Virginia Jury Convicts Fake-ID Seller in Arkansas Slaying

A federal jury on Tuesday convicted a member of a multistate document fraud ring of kidnapping and murdering a rival fake-ID seller in Arkansas.

A federal jury on Tuesday convicted a member of a multistate document fraud ring of kidnapping and murdering a rival fake-ID seller in Arkansas.

After hearing eight days of witness testimony and viewing a mountain of evidence, the jury deliberated about six hours before convicting Edy Oliverez-Jiminez on six counts, including kidnapping and murder in aid of racketeering. The jury acquitted Oliverez-Jiminez on four firearms-related counts.

The defendant, listening to a Spanish-language translator through earphones, showed no emotion as the verdict was announced. U.S. District Judge Henry E. Hudson set sentencing for March 2. Oliverez-Jiminez faces a possible life term.

Defense attorney Paul Gregorio said an appeal is likely.

Prosecutors said Oliverez-Jiminez was a cell leader in a Mexico-based fake ID enterprise that protected its lucrative turf with threats, extortion and beatings. They claimed that in July 2010, Oliverez-Jiminez and other unknown conspirators lured a competitor to an abandoned mobile home in Little Rock and beat him to death.

Thirty people were indicted in the case, and Oliverez-Jiminez was the only one who went to trial. Twenty-six pleaded guilty, two are fugitives and the identity of one remains unknown.

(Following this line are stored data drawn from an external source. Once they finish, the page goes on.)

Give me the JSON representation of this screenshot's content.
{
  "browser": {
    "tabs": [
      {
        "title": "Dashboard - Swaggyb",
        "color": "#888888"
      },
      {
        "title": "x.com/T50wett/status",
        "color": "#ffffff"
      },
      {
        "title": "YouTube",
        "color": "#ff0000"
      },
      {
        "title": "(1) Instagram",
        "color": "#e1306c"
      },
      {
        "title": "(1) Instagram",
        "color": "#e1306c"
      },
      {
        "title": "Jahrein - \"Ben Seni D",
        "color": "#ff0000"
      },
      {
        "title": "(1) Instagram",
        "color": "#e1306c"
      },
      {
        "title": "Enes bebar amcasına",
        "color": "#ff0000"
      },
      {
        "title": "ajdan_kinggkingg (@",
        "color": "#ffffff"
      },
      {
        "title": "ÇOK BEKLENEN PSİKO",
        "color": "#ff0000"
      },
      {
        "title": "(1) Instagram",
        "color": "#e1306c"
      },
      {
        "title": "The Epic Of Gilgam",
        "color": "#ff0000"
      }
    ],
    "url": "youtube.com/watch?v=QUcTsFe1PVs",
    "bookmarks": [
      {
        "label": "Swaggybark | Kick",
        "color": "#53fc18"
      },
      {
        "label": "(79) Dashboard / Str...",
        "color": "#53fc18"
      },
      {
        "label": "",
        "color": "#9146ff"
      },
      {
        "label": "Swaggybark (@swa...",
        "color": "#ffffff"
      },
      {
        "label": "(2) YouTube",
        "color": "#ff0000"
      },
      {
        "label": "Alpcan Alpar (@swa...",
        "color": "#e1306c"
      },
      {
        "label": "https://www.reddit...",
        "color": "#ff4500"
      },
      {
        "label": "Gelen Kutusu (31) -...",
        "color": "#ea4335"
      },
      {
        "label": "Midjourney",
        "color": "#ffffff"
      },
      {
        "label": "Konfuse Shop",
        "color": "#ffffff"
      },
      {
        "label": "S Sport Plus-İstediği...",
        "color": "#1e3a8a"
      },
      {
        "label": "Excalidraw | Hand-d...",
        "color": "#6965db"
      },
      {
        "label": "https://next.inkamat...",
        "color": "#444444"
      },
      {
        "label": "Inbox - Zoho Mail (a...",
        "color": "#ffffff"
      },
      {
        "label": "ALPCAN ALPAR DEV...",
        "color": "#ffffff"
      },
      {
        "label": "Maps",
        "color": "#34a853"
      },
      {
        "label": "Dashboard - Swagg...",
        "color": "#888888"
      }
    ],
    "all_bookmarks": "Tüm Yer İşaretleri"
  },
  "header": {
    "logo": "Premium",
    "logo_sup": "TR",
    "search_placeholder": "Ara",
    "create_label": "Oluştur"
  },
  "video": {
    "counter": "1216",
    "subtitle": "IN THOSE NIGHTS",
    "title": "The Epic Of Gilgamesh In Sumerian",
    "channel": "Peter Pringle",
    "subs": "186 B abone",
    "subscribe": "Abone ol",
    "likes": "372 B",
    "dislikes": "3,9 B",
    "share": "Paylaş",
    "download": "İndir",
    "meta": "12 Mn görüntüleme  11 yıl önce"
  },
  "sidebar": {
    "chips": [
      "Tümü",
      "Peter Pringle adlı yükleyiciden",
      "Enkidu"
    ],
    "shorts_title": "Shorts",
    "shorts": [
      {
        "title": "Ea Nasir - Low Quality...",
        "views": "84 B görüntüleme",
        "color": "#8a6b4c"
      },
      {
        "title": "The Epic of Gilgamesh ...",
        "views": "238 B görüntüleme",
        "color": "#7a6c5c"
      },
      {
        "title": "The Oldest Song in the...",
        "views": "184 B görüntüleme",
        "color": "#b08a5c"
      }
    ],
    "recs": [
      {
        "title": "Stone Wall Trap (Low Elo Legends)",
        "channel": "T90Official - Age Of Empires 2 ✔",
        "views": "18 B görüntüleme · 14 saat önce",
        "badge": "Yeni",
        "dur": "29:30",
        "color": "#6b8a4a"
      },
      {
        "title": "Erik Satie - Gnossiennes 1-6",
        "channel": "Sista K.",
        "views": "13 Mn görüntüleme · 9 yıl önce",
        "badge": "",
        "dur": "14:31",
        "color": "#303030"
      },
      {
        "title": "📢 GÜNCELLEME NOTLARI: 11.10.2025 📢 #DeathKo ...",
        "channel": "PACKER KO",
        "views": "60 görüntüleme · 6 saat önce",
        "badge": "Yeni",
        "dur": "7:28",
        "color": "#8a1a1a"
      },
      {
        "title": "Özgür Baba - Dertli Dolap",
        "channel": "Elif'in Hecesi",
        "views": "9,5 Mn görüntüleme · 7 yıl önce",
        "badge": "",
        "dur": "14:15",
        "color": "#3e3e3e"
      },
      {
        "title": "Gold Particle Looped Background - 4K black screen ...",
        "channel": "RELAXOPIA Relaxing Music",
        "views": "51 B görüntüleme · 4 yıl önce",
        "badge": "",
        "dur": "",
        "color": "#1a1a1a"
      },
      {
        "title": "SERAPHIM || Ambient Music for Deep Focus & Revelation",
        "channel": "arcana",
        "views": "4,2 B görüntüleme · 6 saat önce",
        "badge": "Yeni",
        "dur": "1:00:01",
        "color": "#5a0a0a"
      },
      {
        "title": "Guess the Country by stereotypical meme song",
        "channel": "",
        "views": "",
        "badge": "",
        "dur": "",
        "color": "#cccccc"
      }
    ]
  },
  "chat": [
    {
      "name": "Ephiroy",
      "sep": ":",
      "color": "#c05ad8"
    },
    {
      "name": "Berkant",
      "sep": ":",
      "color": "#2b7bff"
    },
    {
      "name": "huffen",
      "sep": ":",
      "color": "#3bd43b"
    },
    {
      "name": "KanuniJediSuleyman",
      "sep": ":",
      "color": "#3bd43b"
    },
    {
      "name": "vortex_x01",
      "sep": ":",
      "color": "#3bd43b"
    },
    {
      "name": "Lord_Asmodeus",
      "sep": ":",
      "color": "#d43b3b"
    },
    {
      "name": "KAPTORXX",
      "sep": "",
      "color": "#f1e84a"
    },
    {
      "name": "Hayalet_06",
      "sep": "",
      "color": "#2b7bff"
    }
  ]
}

"We have never seen a document fraud case like this anywhere in the nation -- a group so organized and so intent on profiting from fake IDs that they stopped at nothing to take out their rivals," U.S. Attorney Neil MacBride said in a written statement after the trial.

"These guys are like a pack of wolves," prosecutor Michael Gill said earlier in closing arguments. "They do not hesitate to target people who get in their way."

One such person, he said, was Pasqual Ramos Jr. He said Ramos, 17, was just getting started in the fake-ID business when he was bound and blindfolded with duct tape and beaten to death. Adrian Ceja, a 16-year-old associate of Ramos, also was assaulted but escaped, according to the government. Oliverez-Jiminez later moved to Virginia Beach to avoid the investigation in Arkansas, prosecutors said.

Defense attorney Joseph Peluso Jr. said in closing arguments that the approximately 30 witnesses and extensive cell phone records and bookkeeping ledgers introduced into evidence failed to prove beyond a reasonable doubt that Oliverez-Jiminez was involved in the slaying.

"The government has thrown everything at you but the kitchen sink, and the fact is 90 percent of it has nothing to do with my client," Peluso told the jury.

The defense, which called no witnesses, did not dispute Oliverez-Jiminez's involvement in the fake ID enterprise but did fight the counts related to the slaying.

Among the prosecution's evidence was store security video of Oliverez-Jiminez and others buying duct tape and other items found at the crime scene, and the defendant's fingerprints on a shopping bag left in the trailer.

Prosecutors also cited the testimony of multiple witnesses who linked Oliverez-Jiminez to the slaying. Peluso questioned their credibility, however, saying their stories evolved over time and some of them received immunity or other breaks in exchange for their cooperation with prosecutors.

According to the indictment, ring leader Israel Cruz Millan of Raleigh, N.C., supervised cell managers in 19 cities in Virginia, Arkansas, Connecticut, Indiana, Kentucky, Massachusetts, Missouri, North Carolina, Ohio, Rhode Island and Tennessee. Those managers oversaw the production of false identification documents, including Social Security and permanent resident alien cards, and supervised "runners" who sold the bogus IDs to illegal immigrants for $150 to $250 per set.

Rival document sellers were not the only victims of the ring's violence, prosecutors said. Members of the enterprise who violated internal rules were subject to punishment, including shaving of eyebrows, wearing weights and beatings.

Millan, 26, pleaded guilty to racketeering and other charges the same day Oliverez-Jiminez's trial started. Millan faces up to 55 years in prison when he is sentenced Feb. 16.